El deber de todo revolucionario es hacer la
revolución. Se sabe que en América y en el mundo la revolución vencerá, pero no
es de revolucionarios sentarse en la puerta de su casa para ver pasar el cadáver
del imperialismo. El papel de Job no cuadra con el de un revolucionario. Cada año que se acelere la liberación de
América, significará millones de niños que se salven para la vida, millones de
inteligencias que se salven para la cultura, infinitos caudales de dolor que se
ahorrarían los pueblos. Aun cuando los imperialistas yanquis preparen para
América un drama de sangre, no lograrán aplastar la lucha de los pueblos,
concitarán contra ellos el odio universal, y será también el drama que marque
el ocaso de su voraz y cavernícola sistema.
Ningún pueblo de América Latina es débil, porque
forma parte de una familia de 200 millones de hermanos que padecen las mismas
miserias, albergan los mismos sentimientos, tienen el mismo enemigo, sueñan
todos un mismo mejor destino y cuentan con la solidaridad de todos los hombres
y mujeres honrados del mundo entero.
Con lo grande que fue la epopeya de la
independencia de América Latina, con lo heroica que fue aquella lucha, a la
generación de latinoamericanos de hoy les ha tocado una epopeya mayor y más
decisiva todavía para la humanidad.
Porque aquella lucha fue para librarse del poder colonial español, de
una España decadente, invadida por los ejércitos de Napoleón. Hoy les toca la
lucha de liberación frente a la metrópoli imperial más poderosa del mundo,
frente a la fuerza más importante del sistema imperialista mundial, y para
prestarle a la humanidad un servicio todavía más grande del que le prestaron
nuestros antepasados.
Pero esta lucha, más que aquella, la harán las
masas, la harán los pueblos; los pueblos van a jugar un papel mucho más
importante que entonces; los hombres, los dirigentes importan e importarán en
esta lucha menos de lo que importaron en aquella.

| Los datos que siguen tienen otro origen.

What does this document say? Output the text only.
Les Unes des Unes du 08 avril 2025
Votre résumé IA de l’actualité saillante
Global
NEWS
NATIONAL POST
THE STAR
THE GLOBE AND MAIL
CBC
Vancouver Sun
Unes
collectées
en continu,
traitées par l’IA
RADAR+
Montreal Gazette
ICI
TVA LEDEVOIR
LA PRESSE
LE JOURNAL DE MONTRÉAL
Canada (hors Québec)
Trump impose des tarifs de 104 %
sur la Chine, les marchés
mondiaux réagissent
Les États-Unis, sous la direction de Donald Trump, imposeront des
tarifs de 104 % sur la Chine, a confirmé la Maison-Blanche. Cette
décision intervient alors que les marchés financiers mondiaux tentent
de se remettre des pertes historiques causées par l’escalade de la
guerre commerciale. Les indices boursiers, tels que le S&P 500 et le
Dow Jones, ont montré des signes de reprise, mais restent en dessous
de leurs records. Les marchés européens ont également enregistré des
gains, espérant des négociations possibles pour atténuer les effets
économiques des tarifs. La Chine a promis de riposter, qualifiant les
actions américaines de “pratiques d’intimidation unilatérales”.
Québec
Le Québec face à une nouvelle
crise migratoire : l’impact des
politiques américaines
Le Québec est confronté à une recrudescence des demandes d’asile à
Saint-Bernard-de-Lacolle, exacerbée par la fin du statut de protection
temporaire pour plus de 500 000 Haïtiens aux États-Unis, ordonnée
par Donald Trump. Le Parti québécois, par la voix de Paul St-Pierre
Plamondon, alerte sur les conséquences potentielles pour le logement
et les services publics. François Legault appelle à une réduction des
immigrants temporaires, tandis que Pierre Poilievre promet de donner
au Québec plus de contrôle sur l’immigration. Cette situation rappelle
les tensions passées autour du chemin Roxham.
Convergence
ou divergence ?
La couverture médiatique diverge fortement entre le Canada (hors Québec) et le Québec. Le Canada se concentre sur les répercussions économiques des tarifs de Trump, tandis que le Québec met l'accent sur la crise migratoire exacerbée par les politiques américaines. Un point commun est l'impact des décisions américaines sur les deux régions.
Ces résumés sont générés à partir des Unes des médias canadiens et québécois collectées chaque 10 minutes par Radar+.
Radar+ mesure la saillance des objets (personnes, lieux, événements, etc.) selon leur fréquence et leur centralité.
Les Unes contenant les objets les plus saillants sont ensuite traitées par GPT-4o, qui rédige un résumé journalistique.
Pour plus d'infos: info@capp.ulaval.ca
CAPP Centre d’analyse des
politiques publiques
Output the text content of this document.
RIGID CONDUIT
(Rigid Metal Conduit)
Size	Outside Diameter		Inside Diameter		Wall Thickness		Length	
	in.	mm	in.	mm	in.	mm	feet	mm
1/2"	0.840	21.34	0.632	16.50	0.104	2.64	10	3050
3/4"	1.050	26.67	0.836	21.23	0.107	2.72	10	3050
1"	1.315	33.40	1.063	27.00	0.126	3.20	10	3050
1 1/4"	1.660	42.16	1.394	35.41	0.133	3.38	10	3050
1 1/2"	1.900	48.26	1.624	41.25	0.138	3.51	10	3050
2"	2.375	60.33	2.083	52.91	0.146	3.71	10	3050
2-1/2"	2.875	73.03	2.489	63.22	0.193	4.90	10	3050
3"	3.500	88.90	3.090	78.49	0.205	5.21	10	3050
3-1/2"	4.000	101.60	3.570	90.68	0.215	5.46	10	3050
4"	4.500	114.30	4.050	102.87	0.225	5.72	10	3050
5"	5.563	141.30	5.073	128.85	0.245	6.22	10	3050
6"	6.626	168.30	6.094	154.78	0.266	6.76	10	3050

Esta epopeya que tenemos delante la van a escribir
las masas hambrientas de indios, de campesinos sin tierra, de obreros
explotados; la van a escribir las masas progresistas, los intelectuales
honestos y brillantes que tanto abundan en nuestras sufridas tierras de América
Latina; lucha de masas y de ideas; epopeya que llevarán adelante nuestros
pueblos maltratados y despreciados por el imperialismo, nuestros pueblos
desconocidos hasta hoy, que ya empiezan a quitarle el sueño. Nos consideraba
rebaño impotente y sumiso; y ya se empieza a asustar de ese rebaño; rebaño
gigante de 200 millones de latinoamericanos en los que advierte ya a sus
sepultureros el capital monopolista yanqui.
Con esta humanidad trabajadora, con estos
explotados infrahumanos, paupérrimos, manejados por los métodos de foete y
mayoral, no se ha contado o se ha contado poco.
Desde los albores de la independencia sus destinos han sido los mismos:
indios, gauchos, mestizos, zambos, cuarterones, blancos sin bienes ni rentas,
toda esa masa humana que se formó en las filas de la “patria” que nunca
disfrutó, que cayó por millones, que fue despedazada, que ganó la independencia
de sus metrópolis para la burguesía, esa que fue desterrada de los repartos, siguió
ocupando el último escalón de los beneficios sociales, siguió muriendo de
hambre, de enfermedades curables, de desatención, porque para ella nunca alcanzaron
los bienes salvadores: el simple pan, la cama de un hospital, la medicina que
salva, la mano que ayuda.
Pero la hora de su reivindicación, la hora que ella
misma se ha elegido, la viene señalando, con precisión, ahora, también de un
extremo a otro del continente. Ahora,
esta masa anónima, esta América de color, sombría, taciturna, que canta en todo
el continente con una misma tristeza y desengaño, ahora esta masa es la que
empieza a entrar definitivamente en su propia historia, la empieza a escribir
con su sangre, la empieza a sufrir y a morir.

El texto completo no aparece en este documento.